Jay Shendure. A deep dive into genetic variation. 18 August, 2016 vol. 36: 277 Nature
COMMENT:
For one more time, I wish thank Dan for these stimulating emails. Today I spent a couple of hours reading the paper and the searching the Supplemental Tables.
So, it turns out that in addition to CYP26B1, there are three more genes involved in the Retinol Metabolism Pathway.
These include:
- RDH10 (retinol dehydrogenase-10), encoding a protein that converts retinol to retinal, and
- ALDH1A1 and ALDH1A3, encoding proteins that metabolize retinal to retinoic acid.
Knockout of the RDH10 and the ALDH1A3 genes are embryolethal in mice (ALDH1A3 not until birth). The mouse Aldh1a1(–/–) knockout mice are normal and fertile, but I know why (it will be published from my lab soon). It is surprising (just like the CYP26A1 and CYP26C1 genes) that the ALDH1A2 gene is not included in the Supplemental Tables of this papr. And now I realize that the possible explanations––given by Dan and David R Nelson for the CYP26A1 and CYP26C1 genes––may also apply for the ALDH1A2 gene.
Anyway, based on these and also in Supplemental Table 16 (lane 53), the retinol pathway appears to be a very important pathway during early embryoenesis in the human.
COMMENT:
It is always satisfying (for me) to hear that another of my colleagues, … somewhere in the world, … who shares these GEITP emails, has been helped out, ……

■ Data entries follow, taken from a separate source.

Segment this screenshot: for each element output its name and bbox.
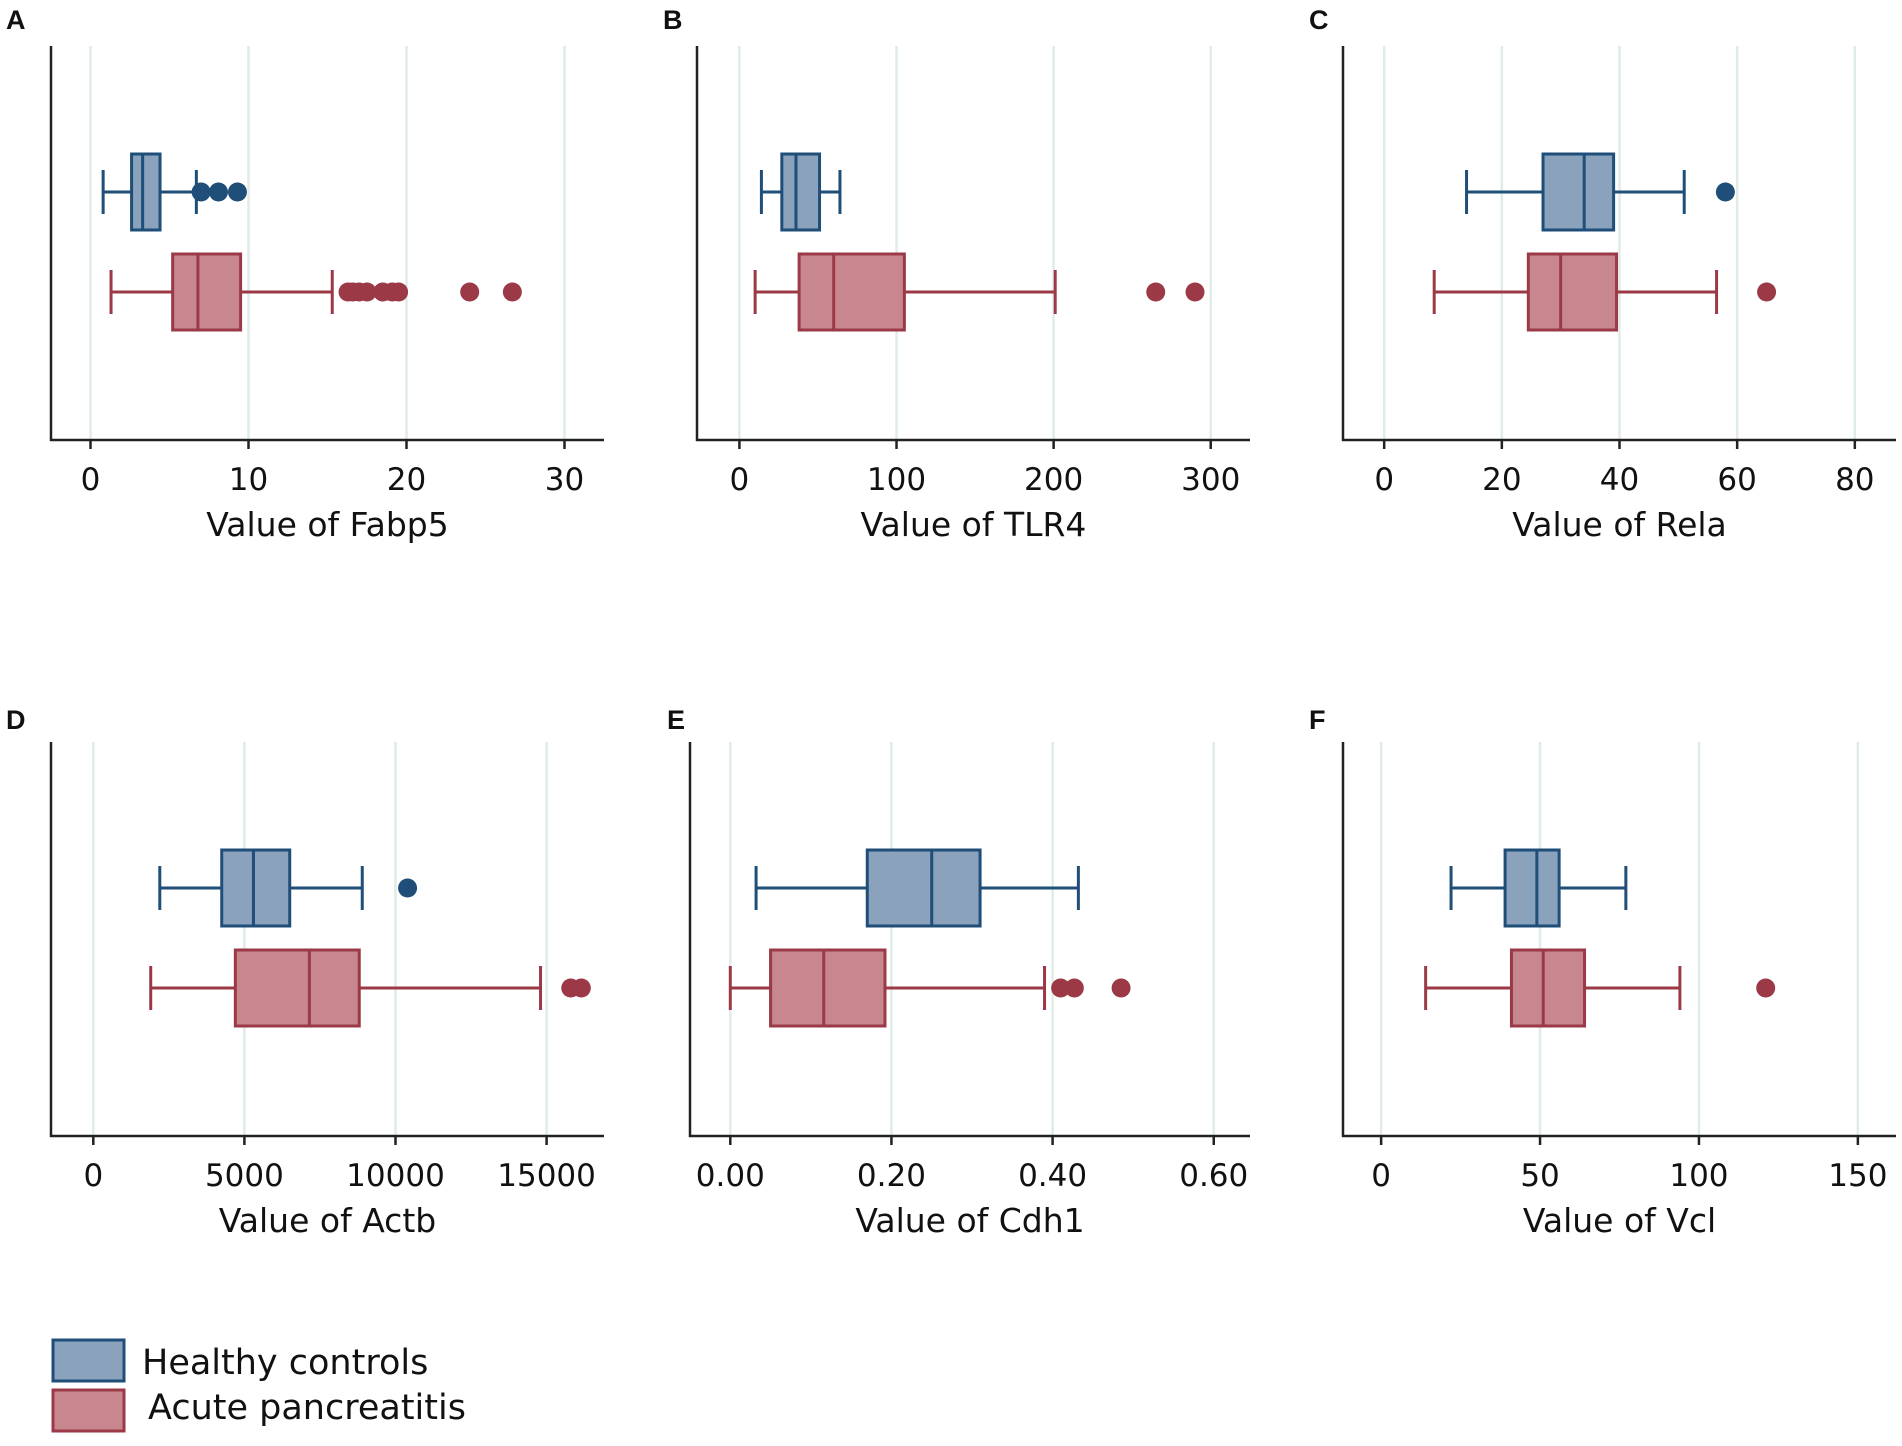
legend-swatch-healthy	[51, 1338, 126, 1383]
outlier-a-healthy-0	[191, 182, 211, 202]
tick-label-a-3: 30	[545, 462, 584, 498]
tick-label-d-0: 0	[83, 1158, 103, 1194]
tick-label-e-3: 0.60	[1179, 1158, 1248, 1194]
panel-letter-b: B	[663, 5, 683, 35]
panel-c: C 0 20 40 60 80 Value of Rela	[1309, 5, 1896, 544]
box-c-healthy	[1541, 152, 1616, 232]
outlier-b-ap-1	[1185, 282, 1205, 302]
box-a-healthy	[130, 152, 162, 232]
tick-label-d-1: 5000	[205, 1158, 284, 1194]
outlier-a-healthy-2	[227, 182, 247, 202]
box-e-ap	[769, 948, 887, 1028]
box-f-ap	[1509, 948, 1587, 1028]
series-d-ap	[149, 948, 591, 1028]
outlier-e-ap-1	[1064, 978, 1084, 998]
outlier-c-healthy-0	[1715, 182, 1735, 202]
tick-label-e-0: 0.00	[696, 1158, 765, 1194]
outlier-a-ap-7	[460, 282, 480, 302]
tick-label-c-3: 60	[1717, 462, 1756, 498]
tick-label-d-3: 15000	[497, 1158, 596, 1194]
panel-letter-f: F	[1309, 705, 1326, 735]
outlier-f-ap-0	[1756, 978, 1776, 998]
outlier-e-ap-0	[1051, 978, 1071, 998]
panel-letter-e: E	[667, 705, 685, 735]
outlier-a-healthy-1	[208, 182, 228, 202]
panel-f: F 0 50 100 150 Value of Vcl	[1309, 705, 1896, 1240]
outlier-b-ap-0	[1146, 282, 1166, 302]
panel-d: D 0 5000 10000 15000 Value of Actb	[6, 705, 604, 1240]
legend-swatch-ap	[51, 1388, 126, 1433]
axis-title-b: Value of TLR4	[861, 505, 1087, 544]
tick-label-b-3: 300	[1181, 462, 1240, 498]
panel-b: B 0 100 200 300 Value of TLR4	[663, 5, 1250, 544]
tick-label-f-0: 0	[1371, 1158, 1391, 1194]
series-f-ap	[1424, 948, 1776, 1028]
box-a-ap	[171, 252, 243, 332]
series-f-healthy	[1449, 848, 1628, 928]
tick-label-a-2: 20	[387, 462, 426, 498]
tick-label-d-2: 10000	[346, 1158, 445, 1194]
outlier-e-ap-2	[1111, 978, 1131, 998]
series-c-ap	[1432, 252, 1777, 332]
tick-label-e-1: 0.20	[857, 1158, 926, 1194]
outlier-a-ap-3	[357, 282, 377, 302]
series-e-ap	[728, 948, 1131, 1028]
outlier-a-ap-8	[502, 282, 522, 302]
series-a-ap	[109, 252, 522, 332]
series-c-healthy	[1465, 152, 1735, 232]
series-b-healthy	[759, 152, 842, 232]
axis-title-c: Value of Rela	[1512, 505, 1727, 544]
legend-label-ap: Acute pancreatitis	[148, 1388, 466, 1428]
outlier-a-ap-6	[389, 282, 409, 302]
tick-label-c-0: 0	[1374, 462, 1394, 498]
axis-title-a: Value of Fabp5	[206, 505, 448, 544]
legend-label-healthy: Healthy controls	[142, 1343, 428, 1383]
tick-label-f-1: 50	[1520, 1158, 1559, 1194]
box-b-ap	[797, 252, 906, 332]
tick-label-c-1: 20	[1482, 462, 1521, 498]
outlier-d-healthy-0	[398, 878, 418, 898]
panel-a: A 0 10 20 30 Value of Fabp5	[6, 5, 604, 544]
tick-label-b-1: 100	[867, 462, 926, 498]
panel-letter-d: D	[6, 705, 26, 735]
tick-label-b-0: 0	[730, 462, 750, 498]
outlier-c-ap-0	[1757, 282, 1777, 302]
tick-label-c-2: 40	[1600, 462, 1639, 498]
panel-e: E 0.00 0.20 0.40 0.60 Value of Cdh1	[667, 705, 1250, 1240]
box-c-ap	[1526, 252, 1619, 332]
tick-label-f-3: 150	[1828, 1158, 1887, 1194]
series-e-healthy	[754, 848, 1080, 928]
box-f-healthy	[1503, 848, 1561, 928]
outlier-d-ap-1	[571, 978, 591, 998]
axis-title-d: Value of Actb	[219, 1201, 436, 1240]
axis-title-e: Value of Cdh1	[855, 1201, 1084, 1240]
tick-label-e-2: 0.40	[1018, 1158, 1087, 1194]
panel-letter-a: A	[6, 5, 26, 35]
box-b-healthy	[780, 152, 822, 232]
box-e-healthy	[865, 848, 982, 928]
box-d-ap	[233, 948, 361, 1028]
box-d-healthy	[220, 848, 292, 928]
tick-label-a-0: 0	[81, 462, 101, 498]
tick-label-f-2: 100	[1669, 1158, 1728, 1194]
axis-title-f: Value of Vcl	[1523, 1201, 1716, 1240]
tick-label-b-2: 200	[1024, 462, 1083, 498]
tick-label-c-4: 80	[1835, 462, 1874, 498]
series-a-healthy	[101, 152, 247, 232]
series-d-healthy	[158, 848, 418, 928]
tick-label-a-1: 10	[229, 462, 268, 498]
panel-letter-c: C	[1309, 5, 1329, 35]
series-b-ap	[753, 252, 1205, 332]
legend: Healthy controls Acute pancreatitis	[51, 1338, 466, 1433]
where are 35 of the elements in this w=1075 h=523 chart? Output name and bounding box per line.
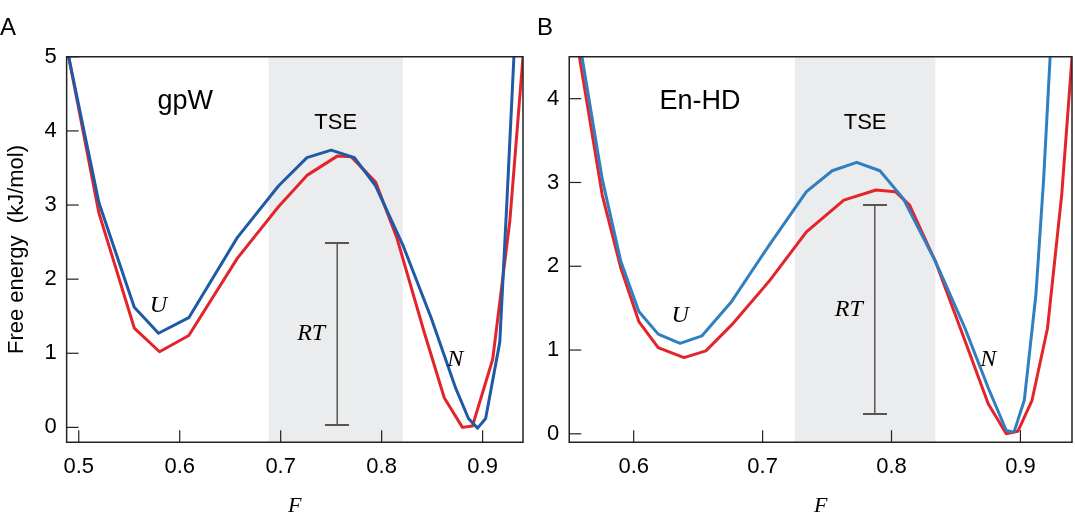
annotation: gpW <box>157 85 214 116</box>
y-axis-title: Free energy (kJ/mol) <box>3 144 29 355</box>
x-axis-title: F <box>812 491 828 517</box>
x-tick-label: 0.7 <box>747 453 778 479</box>
y-tick-label: 4 <box>44 116 57 142</box>
y-tick-label: 1 <box>546 336 560 362</box>
y-tick-label: 3 <box>546 168 560 194</box>
x-tick-label: 0.9 <box>1005 453 1036 479</box>
y-tick-label: 4 <box>546 84 560 110</box>
y-tick-label: 1 <box>44 339 57 365</box>
y-tick-label: 5 <box>44 42 57 68</box>
y-tick-label: 0 <box>44 413 57 439</box>
x-tick-label: 0.8 <box>366 453 397 479</box>
annotation: N <box>979 345 999 372</box>
annotation: N <box>446 344 466 371</box>
y-tick-label: 2 <box>546 252 560 278</box>
x-tick-label: 0.8 <box>876 453 907 479</box>
annotation: RT <box>296 319 327 346</box>
chart-title: B <box>537 13 554 41</box>
y-tick-label: 2 <box>44 265 57 291</box>
x-tick-label: 0.6 <box>164 453 196 479</box>
x-tick-label: 0.6 <box>618 453 649 479</box>
y-tick-label: 3 <box>44 191 57 217</box>
x-tick-label: 0.7 <box>265 453 296 479</box>
x-axis-title: F <box>287 491 303 517</box>
x-tick-label: 0.5 <box>63 453 95 479</box>
annotation: U <box>671 300 691 327</box>
chart-title: A <box>0 13 17 41</box>
annotation: U <box>149 290 169 317</box>
y-tick-label: 0 <box>546 419 560 445</box>
band-label: TSE <box>314 108 358 134</box>
x-tick-label: 0.9 <box>467 453 498 479</box>
annotation: RT <box>833 295 865 322</box>
band-label: TSE <box>843 108 887 134</box>
annotation: En-HD <box>659 85 741 116</box>
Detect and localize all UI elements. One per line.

i.e. something becomes clarified in his/her mind … about one or another research finding that they’ve found difficult to comprehend or explain. 🙂
This encourages me to keep this going. Interestingly, no one seems to want to “opt out” from receiving these emails––which sometimes come as a flood of five or more in one day, other times a drought of no messages for a week or longer––and more and more keep wanting to be included in these GEITP-shared emails.